Der Arbeitsplatz als Ort, an dem Gesundheit entsteht – so hatten es sich die Verfasser der Ottawa-Charta gewünscht. Nach wie vor bildet dieses Dokument aus dem Jahr 1986 die grundlegende Handlungsempfehlung für alle gesundheitsfördernden Aktivitäten. Was ist aus diesem Wunsch geworden? Was davon wurde heute, 24 Jahre später, erreicht? 

Nehmen wir als Vergleichsmaßstab die Entwicklungen, die in dieser Zeit in der Informations- und Kommunikationstechnologie stattgefunden haben. Das heute allgegenwärtige Mobiltelefon war damals noch völlig unbekannt, und die aktuellen Möglichkeiten der Navigationstechnologie hätte man eindeutig in den Bereich der Science-Fiction verwiesen. Die wenigen PCs hatten noch keine Festplatten, lächerliche Prozessoren und waren den EDV-Spezialisten vorbehalten. 

Erst dieser Vergleich macht deutlich, wie wenig wir an echter Weiterentwicklung auf dem Gebiet der betrieblichen Gesundheitsförderung erreicht haben. Ein Zeichen dafür ist die Diskussion um die im Jahr 2012 beginnende allmähliche Erhöhung des Renteneintrittsalters bis auf 67 Jahre. Diese Maßnahme wird für die Jahrgänge ab 1964 voll wirksam. Wäre der Arbeitsplatz tatsächlich eine „Quelle der Gesundheit“, würde nicht jede gesellschaftlich notwendige Verlängerung der Lebensarbeitszeit von einem kollektiven Aufschrei begleitet werden. Inzwischen haben wir ein Renteneintrittsalter von etwas über 63 Jahren erreicht, sind also von der derzeitigen Zielgröße 65 Jahre noch erheblich entfernt. 

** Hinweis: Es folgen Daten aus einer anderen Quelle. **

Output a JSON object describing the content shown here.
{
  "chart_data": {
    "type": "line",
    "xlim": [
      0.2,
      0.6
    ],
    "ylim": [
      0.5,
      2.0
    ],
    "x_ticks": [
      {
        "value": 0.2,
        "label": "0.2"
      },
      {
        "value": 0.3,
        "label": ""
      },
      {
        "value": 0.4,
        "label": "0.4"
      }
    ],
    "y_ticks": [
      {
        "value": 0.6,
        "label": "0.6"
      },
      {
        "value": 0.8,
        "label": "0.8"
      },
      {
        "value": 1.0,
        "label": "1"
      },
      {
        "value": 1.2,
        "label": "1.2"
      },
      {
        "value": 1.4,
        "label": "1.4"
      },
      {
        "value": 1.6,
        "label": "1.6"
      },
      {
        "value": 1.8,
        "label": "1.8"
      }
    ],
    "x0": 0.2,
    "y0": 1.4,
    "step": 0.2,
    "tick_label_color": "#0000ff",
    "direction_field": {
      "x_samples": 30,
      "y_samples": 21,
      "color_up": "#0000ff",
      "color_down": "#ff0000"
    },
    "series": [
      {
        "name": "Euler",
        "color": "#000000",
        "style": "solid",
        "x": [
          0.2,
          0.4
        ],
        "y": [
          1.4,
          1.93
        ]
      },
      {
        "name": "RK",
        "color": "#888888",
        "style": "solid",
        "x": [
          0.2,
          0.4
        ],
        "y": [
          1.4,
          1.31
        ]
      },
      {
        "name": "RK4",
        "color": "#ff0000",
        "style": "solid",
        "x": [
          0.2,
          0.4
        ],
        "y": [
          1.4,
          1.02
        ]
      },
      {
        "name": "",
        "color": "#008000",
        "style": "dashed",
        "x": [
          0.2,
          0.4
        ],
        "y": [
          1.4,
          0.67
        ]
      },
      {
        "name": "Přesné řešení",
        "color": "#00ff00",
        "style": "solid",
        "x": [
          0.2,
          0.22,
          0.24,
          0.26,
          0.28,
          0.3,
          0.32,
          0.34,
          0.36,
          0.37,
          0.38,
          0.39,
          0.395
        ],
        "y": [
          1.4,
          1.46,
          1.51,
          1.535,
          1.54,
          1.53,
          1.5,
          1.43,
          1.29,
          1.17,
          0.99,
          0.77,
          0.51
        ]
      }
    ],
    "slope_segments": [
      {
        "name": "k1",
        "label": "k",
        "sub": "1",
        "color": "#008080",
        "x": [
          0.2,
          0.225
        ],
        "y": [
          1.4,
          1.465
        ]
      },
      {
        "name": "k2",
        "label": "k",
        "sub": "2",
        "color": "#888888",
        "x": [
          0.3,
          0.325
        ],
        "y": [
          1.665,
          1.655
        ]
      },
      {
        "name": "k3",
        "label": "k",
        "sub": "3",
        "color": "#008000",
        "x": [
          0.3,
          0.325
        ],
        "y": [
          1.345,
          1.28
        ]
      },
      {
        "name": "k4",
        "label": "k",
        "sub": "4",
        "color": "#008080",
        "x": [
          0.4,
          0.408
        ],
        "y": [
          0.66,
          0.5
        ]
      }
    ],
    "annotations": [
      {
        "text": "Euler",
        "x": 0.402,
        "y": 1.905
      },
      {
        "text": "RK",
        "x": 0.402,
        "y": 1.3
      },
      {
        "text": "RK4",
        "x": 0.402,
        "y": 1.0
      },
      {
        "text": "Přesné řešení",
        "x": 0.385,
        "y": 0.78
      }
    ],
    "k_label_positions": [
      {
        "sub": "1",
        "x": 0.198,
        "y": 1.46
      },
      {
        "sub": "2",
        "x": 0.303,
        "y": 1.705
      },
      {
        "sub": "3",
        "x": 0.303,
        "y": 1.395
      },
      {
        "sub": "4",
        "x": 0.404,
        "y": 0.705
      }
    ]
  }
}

Alle verfügbaren Daten zeigen, dass der überwiegende Teil der Krankheitslast durch verhaltensbedingte Erkrankungen verursacht wird. Verhalten und die dafür verantwortlichen Einstellungen lassen sich aber nur ändern, wenn die Menschen in angemessener Weise erreicht werden. Im Erwachsenenalter ist das am ehesten über den Arbeitsplatz möglich. 

Was ist zu also zu tun, um die in jeder Hinsicht wichtige und überzeugende Idee der Gesundheitsförderung am Arbeitsplatz erfolgreicher umzusetzen? Der bisherige, nur wenig sichtbare Erfolg sollte kein Grund zur Resignation, sondern Anlass zu verstärkten Bemühungen sein. Aus den Erfahrungen der Vergangenheit sind dabei folgende Aspekte von Bedeutung: 

  • Die komplexen Aufgaben der betrieblichen Gesundheitsförderung lassen sich nur interdisziplinär lösen.

  • Demografische Entwicklungen haben einen zentralen Einfluss auf die betriebliche Gesundheitsförderung.

  • Betriebliche Gesundheitsförderung muss durch Evaluation ihre Wirksamkeit unter Beweis stellen.

  • Betriebliche Gesundheitsförderung muss in ein Gesamtsystem der Gesundheitsversorgung effektiv integriert werden.

Der konzeptionellen Planung der Veranstaltung „Demografie und Gesundheitsressourcen“ liegen gerade diese Überlegungen zugrunde, die in den „Leipziger Thesen“ noch differenzierter ausformuliert wurden. 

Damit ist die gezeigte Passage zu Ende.